ABSTRACT

In 1995, the Beijing Declaration and Platform for Action affirmed that equality between women and men is a human right and necessary for social justice. Later, in 2015, the UN defined gender equality as one of the 17 Sustainable Development Goals to transform the world. During all these years, gender and urban space have been the subject of studies, research, interventions, reflections, and discussions worldwide but also in Latin America and the Caribbean region. Following the path of urban equality, this chapter presents a systematic review of the current predominant orientations in urban studies in Latin America and the Caribbean, organized according to three thematic axes, which are of utmost importance in the built environment: fear and insecurity, care, and mobility, putting special emphasis on the differences that gender constructs in the ways of conceiving the space and the city, the definition of women as research subjects, and gender as a category of urban analysis. A systematic and rigorous review of the available evidence is carried out. For this purpose, we set three stages of analysis. First, we examine the theoretical and conceptual debates around the incorporation of gender in urban studies. Second, we turn our attention to empirical studies that point to the centrality of the urban environment in gender analysis.
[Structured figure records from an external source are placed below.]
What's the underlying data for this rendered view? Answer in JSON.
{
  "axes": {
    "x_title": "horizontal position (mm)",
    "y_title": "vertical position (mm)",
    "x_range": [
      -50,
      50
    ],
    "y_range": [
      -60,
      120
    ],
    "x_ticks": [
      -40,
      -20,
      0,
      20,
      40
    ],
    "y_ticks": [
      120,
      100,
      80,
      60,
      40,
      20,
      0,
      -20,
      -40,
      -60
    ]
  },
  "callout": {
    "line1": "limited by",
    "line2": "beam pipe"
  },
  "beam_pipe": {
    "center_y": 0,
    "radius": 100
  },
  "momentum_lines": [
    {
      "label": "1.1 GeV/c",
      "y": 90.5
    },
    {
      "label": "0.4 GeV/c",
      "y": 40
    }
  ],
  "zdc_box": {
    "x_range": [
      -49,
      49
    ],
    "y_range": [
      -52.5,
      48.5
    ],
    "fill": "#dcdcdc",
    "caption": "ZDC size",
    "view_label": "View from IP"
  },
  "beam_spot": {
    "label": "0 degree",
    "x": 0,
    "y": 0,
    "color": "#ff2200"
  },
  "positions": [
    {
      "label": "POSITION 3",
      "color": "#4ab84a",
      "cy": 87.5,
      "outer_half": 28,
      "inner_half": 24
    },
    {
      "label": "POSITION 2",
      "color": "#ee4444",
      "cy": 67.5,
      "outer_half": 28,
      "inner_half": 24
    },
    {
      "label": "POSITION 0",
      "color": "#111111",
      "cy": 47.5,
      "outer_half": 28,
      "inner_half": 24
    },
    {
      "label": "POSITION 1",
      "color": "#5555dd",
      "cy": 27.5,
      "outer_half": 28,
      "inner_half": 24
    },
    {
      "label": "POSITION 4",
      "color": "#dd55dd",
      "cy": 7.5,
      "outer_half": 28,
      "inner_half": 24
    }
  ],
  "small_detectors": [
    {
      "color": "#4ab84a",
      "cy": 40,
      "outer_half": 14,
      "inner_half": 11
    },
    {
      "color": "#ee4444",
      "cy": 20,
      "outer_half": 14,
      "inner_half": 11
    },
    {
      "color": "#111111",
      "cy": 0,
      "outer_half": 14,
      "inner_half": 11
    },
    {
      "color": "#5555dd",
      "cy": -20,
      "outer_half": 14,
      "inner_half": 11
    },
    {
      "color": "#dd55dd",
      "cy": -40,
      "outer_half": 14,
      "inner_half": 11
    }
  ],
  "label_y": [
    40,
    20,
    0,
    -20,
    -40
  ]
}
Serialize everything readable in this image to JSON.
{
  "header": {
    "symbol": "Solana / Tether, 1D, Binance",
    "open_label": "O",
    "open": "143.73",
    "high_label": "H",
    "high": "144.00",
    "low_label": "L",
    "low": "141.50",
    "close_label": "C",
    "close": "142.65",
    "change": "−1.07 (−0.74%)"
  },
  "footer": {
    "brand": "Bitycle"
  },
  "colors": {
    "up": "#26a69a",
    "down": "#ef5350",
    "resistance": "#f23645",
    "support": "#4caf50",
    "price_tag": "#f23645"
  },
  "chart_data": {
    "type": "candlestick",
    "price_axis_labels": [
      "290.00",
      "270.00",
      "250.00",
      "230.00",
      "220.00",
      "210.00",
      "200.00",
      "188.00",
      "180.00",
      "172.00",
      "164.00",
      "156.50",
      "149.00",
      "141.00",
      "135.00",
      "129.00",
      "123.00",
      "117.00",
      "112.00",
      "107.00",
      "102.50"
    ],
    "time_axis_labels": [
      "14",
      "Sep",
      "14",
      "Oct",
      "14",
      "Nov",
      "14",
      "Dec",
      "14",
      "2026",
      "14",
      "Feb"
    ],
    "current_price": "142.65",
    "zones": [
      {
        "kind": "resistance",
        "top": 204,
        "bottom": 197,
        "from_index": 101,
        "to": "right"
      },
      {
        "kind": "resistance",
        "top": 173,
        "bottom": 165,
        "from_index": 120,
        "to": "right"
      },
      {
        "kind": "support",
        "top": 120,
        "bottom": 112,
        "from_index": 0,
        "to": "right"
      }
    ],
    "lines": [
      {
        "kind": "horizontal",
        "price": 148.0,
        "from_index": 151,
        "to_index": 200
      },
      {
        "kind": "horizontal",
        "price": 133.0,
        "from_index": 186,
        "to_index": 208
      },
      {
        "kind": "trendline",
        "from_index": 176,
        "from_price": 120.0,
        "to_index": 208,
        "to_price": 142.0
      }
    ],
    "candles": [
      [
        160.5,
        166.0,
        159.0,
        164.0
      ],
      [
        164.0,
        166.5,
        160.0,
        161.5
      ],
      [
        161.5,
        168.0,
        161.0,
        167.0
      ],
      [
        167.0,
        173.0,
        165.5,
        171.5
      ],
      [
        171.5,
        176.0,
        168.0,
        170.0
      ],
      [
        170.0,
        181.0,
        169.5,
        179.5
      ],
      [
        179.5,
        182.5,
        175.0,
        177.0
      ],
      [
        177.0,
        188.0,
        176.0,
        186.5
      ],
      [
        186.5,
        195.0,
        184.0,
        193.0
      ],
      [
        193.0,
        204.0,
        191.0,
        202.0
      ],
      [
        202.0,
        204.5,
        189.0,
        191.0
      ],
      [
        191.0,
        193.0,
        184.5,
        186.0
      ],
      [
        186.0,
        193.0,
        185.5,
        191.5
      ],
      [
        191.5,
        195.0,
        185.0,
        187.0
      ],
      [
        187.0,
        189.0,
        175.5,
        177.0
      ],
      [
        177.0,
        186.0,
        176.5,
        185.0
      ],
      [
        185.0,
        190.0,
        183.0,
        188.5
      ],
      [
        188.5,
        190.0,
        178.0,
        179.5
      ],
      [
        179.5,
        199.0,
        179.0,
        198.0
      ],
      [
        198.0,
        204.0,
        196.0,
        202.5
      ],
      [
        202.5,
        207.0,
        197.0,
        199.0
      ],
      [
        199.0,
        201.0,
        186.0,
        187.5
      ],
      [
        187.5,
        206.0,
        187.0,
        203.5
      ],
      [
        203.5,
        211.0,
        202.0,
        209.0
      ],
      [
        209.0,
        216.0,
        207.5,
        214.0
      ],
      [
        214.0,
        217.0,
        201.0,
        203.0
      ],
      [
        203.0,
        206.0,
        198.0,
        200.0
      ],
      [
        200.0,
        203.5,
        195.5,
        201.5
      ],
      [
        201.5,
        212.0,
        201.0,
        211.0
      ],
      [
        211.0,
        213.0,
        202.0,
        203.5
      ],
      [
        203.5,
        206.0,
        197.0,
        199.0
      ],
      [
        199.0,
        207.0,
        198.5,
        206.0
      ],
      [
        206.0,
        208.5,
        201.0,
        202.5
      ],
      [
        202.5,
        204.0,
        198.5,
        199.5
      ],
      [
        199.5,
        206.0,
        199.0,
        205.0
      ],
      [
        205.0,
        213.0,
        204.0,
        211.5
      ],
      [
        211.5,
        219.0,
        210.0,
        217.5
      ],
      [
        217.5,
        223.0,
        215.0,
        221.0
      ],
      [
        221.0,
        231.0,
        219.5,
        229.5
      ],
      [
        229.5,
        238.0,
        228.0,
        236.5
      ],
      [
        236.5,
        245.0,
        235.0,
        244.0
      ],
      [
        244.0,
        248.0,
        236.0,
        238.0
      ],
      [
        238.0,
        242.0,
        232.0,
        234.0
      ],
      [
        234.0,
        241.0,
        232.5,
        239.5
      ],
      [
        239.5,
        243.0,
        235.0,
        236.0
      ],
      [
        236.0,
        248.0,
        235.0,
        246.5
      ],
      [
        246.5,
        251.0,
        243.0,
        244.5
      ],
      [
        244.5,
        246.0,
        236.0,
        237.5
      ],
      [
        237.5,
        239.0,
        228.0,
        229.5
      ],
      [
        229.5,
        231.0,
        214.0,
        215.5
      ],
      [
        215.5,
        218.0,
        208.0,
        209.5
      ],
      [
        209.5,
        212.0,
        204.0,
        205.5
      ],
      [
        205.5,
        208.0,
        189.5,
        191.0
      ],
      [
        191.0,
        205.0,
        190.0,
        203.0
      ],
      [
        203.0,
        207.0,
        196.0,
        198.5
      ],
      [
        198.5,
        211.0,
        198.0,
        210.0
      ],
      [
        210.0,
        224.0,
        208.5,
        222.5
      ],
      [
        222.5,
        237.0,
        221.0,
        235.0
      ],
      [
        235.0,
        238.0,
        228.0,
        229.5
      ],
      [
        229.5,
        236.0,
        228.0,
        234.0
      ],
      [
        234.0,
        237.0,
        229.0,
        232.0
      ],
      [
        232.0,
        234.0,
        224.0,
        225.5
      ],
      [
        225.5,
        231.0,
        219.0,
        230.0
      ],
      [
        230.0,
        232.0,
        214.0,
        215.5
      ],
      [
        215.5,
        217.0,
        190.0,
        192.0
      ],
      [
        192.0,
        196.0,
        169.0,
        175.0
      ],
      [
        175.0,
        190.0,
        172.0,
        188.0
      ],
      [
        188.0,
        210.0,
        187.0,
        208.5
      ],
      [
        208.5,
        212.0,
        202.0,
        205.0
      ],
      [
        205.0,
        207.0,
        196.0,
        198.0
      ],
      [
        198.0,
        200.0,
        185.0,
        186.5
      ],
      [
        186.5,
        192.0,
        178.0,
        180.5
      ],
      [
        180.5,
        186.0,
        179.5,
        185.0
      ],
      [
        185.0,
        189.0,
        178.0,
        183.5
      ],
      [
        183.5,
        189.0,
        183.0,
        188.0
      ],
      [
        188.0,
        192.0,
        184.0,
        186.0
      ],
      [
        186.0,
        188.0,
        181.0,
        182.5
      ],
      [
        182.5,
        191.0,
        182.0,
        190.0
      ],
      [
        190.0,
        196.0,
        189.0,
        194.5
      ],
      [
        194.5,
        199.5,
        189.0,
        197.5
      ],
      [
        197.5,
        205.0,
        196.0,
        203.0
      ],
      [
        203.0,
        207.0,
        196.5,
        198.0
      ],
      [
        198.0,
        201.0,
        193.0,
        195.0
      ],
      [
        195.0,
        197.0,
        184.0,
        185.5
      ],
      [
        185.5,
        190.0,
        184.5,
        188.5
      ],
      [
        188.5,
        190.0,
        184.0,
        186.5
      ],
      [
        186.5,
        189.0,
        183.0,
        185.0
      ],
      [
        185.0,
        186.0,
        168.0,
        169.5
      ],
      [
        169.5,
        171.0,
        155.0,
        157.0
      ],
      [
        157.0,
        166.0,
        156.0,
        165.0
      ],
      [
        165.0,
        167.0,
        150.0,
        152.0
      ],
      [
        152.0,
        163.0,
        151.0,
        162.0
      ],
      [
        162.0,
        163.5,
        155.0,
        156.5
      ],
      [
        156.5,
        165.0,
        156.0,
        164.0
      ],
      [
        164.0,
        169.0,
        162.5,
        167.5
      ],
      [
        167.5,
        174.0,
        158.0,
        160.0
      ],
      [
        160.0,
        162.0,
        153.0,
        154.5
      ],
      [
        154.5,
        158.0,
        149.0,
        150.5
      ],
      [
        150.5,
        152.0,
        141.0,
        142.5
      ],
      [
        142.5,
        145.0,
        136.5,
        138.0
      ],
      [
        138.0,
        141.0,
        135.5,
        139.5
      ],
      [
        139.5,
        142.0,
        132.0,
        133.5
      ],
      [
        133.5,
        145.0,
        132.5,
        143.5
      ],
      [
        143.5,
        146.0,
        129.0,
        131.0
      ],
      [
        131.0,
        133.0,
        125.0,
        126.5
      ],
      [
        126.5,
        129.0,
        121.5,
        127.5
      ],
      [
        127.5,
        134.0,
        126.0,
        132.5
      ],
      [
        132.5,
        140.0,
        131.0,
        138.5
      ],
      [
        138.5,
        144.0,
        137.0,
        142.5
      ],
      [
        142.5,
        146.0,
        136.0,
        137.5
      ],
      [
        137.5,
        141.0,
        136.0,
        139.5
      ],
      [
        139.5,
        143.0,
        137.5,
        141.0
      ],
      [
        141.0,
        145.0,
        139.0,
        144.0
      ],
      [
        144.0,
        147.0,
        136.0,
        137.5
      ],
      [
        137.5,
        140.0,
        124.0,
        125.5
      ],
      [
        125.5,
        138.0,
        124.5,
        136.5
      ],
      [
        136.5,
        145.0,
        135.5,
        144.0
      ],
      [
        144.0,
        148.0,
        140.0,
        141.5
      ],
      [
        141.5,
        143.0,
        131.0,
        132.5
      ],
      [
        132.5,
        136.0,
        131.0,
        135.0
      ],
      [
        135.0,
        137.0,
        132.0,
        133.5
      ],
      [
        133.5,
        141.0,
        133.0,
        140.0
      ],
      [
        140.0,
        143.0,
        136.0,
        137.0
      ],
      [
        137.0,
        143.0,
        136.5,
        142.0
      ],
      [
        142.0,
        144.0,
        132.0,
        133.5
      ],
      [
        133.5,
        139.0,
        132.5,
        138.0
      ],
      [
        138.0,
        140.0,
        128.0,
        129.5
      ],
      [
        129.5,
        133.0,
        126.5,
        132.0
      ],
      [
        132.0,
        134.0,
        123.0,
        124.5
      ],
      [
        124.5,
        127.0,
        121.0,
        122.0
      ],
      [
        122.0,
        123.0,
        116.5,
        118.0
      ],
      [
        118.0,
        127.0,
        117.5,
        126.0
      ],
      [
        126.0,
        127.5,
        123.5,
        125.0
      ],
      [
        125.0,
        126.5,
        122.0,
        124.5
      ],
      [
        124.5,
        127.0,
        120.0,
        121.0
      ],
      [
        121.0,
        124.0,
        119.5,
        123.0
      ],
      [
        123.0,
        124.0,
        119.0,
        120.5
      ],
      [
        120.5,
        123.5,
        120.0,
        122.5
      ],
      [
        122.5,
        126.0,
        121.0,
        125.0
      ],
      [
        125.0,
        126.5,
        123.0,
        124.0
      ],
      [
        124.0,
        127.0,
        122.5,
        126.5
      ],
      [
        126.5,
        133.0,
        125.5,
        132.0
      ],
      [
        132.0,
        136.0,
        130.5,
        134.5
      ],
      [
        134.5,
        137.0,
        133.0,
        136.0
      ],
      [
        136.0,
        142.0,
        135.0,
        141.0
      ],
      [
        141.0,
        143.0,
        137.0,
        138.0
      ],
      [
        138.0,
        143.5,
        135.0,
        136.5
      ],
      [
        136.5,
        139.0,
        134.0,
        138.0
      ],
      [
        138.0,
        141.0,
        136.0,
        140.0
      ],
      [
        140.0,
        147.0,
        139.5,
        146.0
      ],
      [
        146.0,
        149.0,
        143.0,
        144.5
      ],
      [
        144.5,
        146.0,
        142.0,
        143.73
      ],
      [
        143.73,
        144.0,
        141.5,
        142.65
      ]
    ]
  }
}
In the last section, a review of the main institutional responses to mobility, insecurity, and care problems in the region is carried out, and manifold examples of interventions are presented. Our study shows that to achieve better results, gender equality needs to be reinforced by a participatory design approach involving all stakeholders, it needs to be achieved in all areas influencing urban and transport planning, and finally, specific measures should be implemented to reduce the impact of the COVID-19 pandemic.